De repente, a Effing le temblaron los labios, como si estuviera al borde de las lágrimas. A pesar de todo lo que había sucedido antes, no pude por menos de sentir pena de él.
El sol volvió a salir al tercer día. Effing durmió su acostumbrada siesta matinal, pero cuando la señora Hume le sacó de su habitación a las diez, ya estaba preparado para nuestro primer paseo, bien envuelto en pesadas prendas de lana y agitando un bastón con la mano derecha. De Effing se podían decir muchas cosas, pero no que se tomara las cosas con indiferencia. Se disponía a iniciar nuestra excursión por las calles del barrio con todo el entusiasmo de un explorador que va a emprender un viaje al Ártico. Había que hacer innumerables preparativos: comprobar la temperatura y la velocidad del viento, trazar una ruta por adelantado, asegurarse de que iba suficientemente abrigado. En tiempo frío, Effing llevaba toda clase de protección superflua; se ponía varios jerseys y bufandas, un enorme abrigo que le llegaba hasta los tobillos, una manta, guantes y un gorro de piel estilo ruso con orejeras. En días especialmente helados (cuando la temperatura descendía por debajo de cero) llevaba incluso una máscara de esquí. Quedaba prácticamente enterrado bajo el volumen de todas estas ropas, que le hacían parecer aún más canijo y ridículo que de costumbre, pero Effing no podía soportar la incomodidad física y, puesto que no le preocupaba llamar la atención, llevaba estas extravagancias de indumentaria hasta el límite. El día de nuestro primer paseo hacia bastante frío, y mientras nos preparábamos para salir, me preguntó si tenía un abrigo. No, le contesté, sólo tenía mi chaqueta de cuero. Eso no bastaba, me dijo, no bastaba en absoluto.
—No puedo consentir que se le congele el culo a medio paseo —me explicó—. Necesita usted ropa que le permita cubrir la distancia, Fogg.

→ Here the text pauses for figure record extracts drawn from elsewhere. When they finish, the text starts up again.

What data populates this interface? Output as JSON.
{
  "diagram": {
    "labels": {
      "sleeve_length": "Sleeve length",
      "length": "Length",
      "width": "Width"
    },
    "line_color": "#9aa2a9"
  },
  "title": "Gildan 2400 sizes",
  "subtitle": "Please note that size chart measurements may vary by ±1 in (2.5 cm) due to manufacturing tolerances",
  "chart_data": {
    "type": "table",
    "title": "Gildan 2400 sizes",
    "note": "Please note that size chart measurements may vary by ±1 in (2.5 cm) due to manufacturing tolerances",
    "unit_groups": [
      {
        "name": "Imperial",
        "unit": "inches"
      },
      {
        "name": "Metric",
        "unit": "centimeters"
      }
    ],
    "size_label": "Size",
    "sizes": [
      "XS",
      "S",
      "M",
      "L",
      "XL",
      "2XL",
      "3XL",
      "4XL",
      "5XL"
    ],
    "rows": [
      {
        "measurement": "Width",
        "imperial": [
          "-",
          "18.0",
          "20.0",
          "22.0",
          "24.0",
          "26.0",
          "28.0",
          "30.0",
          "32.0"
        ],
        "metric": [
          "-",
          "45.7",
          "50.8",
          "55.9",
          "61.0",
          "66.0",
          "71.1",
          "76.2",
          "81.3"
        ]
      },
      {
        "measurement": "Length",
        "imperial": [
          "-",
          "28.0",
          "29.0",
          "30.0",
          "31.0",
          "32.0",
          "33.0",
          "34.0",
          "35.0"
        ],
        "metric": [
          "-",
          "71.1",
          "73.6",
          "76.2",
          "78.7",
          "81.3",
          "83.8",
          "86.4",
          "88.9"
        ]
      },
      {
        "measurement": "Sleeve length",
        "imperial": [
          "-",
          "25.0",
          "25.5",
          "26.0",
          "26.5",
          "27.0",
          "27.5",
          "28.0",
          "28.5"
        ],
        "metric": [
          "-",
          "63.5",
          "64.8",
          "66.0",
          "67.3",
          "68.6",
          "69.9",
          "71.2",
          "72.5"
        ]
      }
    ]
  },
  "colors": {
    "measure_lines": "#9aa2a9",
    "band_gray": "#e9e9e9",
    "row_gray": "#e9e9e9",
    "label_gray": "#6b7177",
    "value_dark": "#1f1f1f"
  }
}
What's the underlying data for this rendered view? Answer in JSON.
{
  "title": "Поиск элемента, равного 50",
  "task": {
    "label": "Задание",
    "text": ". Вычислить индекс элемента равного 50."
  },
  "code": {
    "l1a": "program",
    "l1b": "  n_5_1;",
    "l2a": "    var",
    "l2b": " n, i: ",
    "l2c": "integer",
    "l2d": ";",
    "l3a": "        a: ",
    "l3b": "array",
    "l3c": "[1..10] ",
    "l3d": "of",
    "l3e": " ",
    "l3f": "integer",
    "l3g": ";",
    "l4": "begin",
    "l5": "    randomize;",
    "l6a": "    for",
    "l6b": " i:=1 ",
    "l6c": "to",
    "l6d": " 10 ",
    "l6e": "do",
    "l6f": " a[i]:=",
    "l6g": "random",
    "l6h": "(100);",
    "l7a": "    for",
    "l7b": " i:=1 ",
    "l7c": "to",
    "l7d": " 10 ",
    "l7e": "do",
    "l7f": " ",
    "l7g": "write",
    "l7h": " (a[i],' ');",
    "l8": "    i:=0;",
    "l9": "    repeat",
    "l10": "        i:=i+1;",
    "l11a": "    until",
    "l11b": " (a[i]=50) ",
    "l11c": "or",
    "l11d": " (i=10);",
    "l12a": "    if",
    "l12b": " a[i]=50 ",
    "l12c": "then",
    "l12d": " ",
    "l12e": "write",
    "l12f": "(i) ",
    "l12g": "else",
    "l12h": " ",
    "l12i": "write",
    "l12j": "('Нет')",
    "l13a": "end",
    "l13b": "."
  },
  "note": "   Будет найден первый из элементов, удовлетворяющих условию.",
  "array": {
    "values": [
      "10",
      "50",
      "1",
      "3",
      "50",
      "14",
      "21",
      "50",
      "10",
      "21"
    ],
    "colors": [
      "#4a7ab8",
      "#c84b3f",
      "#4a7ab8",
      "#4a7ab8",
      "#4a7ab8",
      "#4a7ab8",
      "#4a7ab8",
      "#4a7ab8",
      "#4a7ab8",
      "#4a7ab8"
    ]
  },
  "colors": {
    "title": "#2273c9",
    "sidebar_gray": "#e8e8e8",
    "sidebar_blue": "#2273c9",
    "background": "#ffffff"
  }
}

Le ordenó a la señpra Hume que trajese el abrigo que había pertenecido a Pavel Shum. Resultó ser una baqueteada reliquia de tweed que me sentaba bastante bien; era de color marrón con nudos rojos y verdes salpicados por la tela. A pesar de mis objeciones, Effing insistió en que me lo quedara, tras lo cual yo ya no podía decir nada sin provocar una disputa. Así fue como heredé el abrigo de mi precedesor. Se me hacía raro llevarlo, sabiendo que había pertenecido a un hombre que había muerto, pero continué usándolo en todas nuestras salidas durante el resto del invierno. Para calmar mis escrúpulos, traté de considerarlo como un uniforme de trabajo, pero eso no me sirvió de mucho. Cada vez que me lo ponía, no podía evitar la sensación de que me metía en el cuerpo de un muerto, de que me había convertido en el fantasma de Pavel Shum.
No tardé mucho en aprender a manejar la silla de ruedas. El primer día hubo algunas sacudidas, pero una vez que aprendí a inclinarla en el ángulo adecuado para subir y bajar los bordillos, todo fue como una seda. Effing pesaba poquísimo y empujarle apenas suponía esfuerzo para mis brazos. En otros aspectos, sin embargo, nuestras excursiones me resultaban muy difíciles. No bien salíamos, Effing empezaba a dar bastonazos en el aire, preguntándome qué objeto estaba señalando. En cuanto se lo decía, insistía en que se lo describiera. Cubos de basura, escaparates, portales: quería que le hiciera una descripción precisa de estas cosas y si yo no conseguía encontrar las palabras con suficiente rapidez para satisfacerle, estallaba en un ataque de cólera.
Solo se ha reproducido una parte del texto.